Cześć moi Drodzy!
Mam przyjemność zaprosić Was na relację z podróży na Dolny Śląsk, którą wraz z Narzeczoną odbyliśmy w lipcu 2023 roku. Przywieźliśmy ponad 1250 zdjęć, przeszliśmy około 120 km, przejechaliśmy wiele więcej pociągami i autobusami, ale przede wszystkim, zabraliśmy ze sobą do domu MNÓSTWO pięknych i ciekawych miejsc, inspirujących przeżyć oraz wspomnień.
Celem było zgłębienie Dolnego Śląska, województwa słynącego z uroczych miejsc i odwiedzanego przez coraz większe ilości turystów. Prócz Wrocławia, naszej bazy wypadowej, udaliśmy się do kilku innych miast oraz do pewnej atrakcji naturalnej. Korzystając z okazji, wybraliśmy się również do niemieckiego Gorlitz oraz czeskiej Pragi.

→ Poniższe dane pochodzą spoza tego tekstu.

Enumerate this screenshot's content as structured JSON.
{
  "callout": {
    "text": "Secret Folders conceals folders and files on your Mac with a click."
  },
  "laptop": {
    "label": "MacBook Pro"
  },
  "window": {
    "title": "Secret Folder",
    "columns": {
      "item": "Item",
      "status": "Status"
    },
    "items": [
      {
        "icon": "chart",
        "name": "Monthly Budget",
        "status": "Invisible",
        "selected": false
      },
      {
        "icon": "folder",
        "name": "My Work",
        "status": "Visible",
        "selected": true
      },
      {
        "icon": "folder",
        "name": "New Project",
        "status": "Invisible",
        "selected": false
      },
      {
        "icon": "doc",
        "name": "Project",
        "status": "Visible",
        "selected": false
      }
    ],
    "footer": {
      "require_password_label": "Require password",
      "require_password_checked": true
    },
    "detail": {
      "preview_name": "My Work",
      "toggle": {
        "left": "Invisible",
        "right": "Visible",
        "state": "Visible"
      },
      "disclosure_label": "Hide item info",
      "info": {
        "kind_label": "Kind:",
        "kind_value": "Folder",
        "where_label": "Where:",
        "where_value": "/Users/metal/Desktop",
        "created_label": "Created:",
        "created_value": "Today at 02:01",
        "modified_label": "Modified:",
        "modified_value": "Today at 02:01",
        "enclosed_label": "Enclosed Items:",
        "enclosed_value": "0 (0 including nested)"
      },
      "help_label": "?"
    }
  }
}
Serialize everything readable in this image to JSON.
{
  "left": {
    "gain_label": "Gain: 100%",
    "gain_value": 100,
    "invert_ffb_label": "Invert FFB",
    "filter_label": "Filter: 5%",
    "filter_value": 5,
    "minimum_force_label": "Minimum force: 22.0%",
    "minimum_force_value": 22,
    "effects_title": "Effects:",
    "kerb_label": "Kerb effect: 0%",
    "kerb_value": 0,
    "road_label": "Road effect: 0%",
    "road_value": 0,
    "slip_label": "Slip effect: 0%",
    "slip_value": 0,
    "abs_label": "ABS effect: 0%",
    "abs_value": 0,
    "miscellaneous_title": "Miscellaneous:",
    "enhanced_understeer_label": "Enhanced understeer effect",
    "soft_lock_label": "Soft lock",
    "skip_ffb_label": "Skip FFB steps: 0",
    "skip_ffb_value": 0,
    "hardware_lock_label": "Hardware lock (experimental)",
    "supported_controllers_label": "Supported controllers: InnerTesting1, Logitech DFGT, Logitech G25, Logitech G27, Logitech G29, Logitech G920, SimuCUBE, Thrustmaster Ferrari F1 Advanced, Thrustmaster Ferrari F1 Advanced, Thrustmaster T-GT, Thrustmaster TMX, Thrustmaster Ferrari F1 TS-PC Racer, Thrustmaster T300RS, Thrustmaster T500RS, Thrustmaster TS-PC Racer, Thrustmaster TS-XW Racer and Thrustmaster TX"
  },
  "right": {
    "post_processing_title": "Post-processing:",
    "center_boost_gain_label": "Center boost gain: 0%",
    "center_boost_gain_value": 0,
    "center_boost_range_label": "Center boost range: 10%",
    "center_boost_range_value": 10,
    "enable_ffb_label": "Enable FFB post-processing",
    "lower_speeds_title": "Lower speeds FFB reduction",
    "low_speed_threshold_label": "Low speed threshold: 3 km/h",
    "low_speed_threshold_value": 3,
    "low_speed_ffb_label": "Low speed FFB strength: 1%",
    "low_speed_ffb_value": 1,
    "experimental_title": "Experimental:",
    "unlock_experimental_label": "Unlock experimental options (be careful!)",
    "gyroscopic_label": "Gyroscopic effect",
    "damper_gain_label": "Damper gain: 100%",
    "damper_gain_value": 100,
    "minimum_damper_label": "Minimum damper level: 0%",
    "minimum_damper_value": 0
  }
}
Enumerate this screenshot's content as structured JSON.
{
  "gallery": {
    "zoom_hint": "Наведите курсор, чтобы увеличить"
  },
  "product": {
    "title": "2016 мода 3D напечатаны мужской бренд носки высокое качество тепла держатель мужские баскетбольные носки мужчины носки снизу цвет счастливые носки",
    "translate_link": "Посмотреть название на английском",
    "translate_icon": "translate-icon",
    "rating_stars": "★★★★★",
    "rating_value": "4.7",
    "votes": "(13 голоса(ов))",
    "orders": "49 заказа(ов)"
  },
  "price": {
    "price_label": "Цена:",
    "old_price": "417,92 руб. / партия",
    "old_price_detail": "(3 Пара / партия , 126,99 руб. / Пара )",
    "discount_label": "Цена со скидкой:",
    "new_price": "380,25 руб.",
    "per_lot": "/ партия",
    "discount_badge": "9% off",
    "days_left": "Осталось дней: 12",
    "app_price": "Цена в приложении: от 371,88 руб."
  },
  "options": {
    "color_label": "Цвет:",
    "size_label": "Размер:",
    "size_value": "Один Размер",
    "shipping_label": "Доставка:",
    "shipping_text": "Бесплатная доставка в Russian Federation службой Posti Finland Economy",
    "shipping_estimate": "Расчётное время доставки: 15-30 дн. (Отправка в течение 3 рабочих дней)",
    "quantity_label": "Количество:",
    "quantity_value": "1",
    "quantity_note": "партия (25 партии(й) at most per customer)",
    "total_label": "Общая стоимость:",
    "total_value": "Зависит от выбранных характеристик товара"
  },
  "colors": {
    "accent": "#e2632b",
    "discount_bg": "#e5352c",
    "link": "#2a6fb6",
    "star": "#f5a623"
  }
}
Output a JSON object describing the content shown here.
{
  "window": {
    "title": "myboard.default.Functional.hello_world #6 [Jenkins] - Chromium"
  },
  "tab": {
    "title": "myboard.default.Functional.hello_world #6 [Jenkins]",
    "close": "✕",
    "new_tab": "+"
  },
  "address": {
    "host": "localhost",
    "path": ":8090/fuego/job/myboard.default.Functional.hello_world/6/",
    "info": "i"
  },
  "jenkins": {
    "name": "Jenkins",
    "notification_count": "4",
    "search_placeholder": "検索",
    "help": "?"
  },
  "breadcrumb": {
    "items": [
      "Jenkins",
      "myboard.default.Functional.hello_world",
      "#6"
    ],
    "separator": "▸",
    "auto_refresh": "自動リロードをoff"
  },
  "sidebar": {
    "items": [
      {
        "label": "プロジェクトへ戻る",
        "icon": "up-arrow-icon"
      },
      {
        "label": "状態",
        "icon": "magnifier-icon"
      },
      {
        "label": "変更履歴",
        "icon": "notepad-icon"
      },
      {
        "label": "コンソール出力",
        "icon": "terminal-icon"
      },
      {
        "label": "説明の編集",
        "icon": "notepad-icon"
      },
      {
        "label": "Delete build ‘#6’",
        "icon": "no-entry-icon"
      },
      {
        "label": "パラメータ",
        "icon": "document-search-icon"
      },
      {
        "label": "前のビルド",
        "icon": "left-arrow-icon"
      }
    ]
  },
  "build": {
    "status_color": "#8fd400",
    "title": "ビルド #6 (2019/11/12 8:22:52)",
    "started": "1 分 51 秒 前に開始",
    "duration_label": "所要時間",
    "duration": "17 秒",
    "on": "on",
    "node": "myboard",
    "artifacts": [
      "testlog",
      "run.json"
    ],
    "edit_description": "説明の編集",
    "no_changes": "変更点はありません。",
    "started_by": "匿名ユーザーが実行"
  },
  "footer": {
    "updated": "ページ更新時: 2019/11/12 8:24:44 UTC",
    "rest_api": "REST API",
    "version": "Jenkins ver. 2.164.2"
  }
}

Na łamach kilkunastu artykułów zabiorę Was do miasteczka doskonale położonego, świetnego odkrycia – Barda Śląskiego, zobaczycie jak CUDNIE jest nad Młynówką w Kłodzku, poczujecie jak intrygujące są Ząbkowice Śląskie, pokażę Wam jak CIEKAWY i pełen atrakcyjnych miejsc jest Wrocław, przejdziemy sobie razem do coraz bardziej znanych “Kolorowych Jeziorek”, Świdnica zaimponuje każdemu kościelnymi wnętrzami, poszwendamy się po PRZEPIĘKNYM Gorlitz oraz zrobimy SOLIDNĄ trasę po wspaniałej, pełnej zabytków i magii Pradze.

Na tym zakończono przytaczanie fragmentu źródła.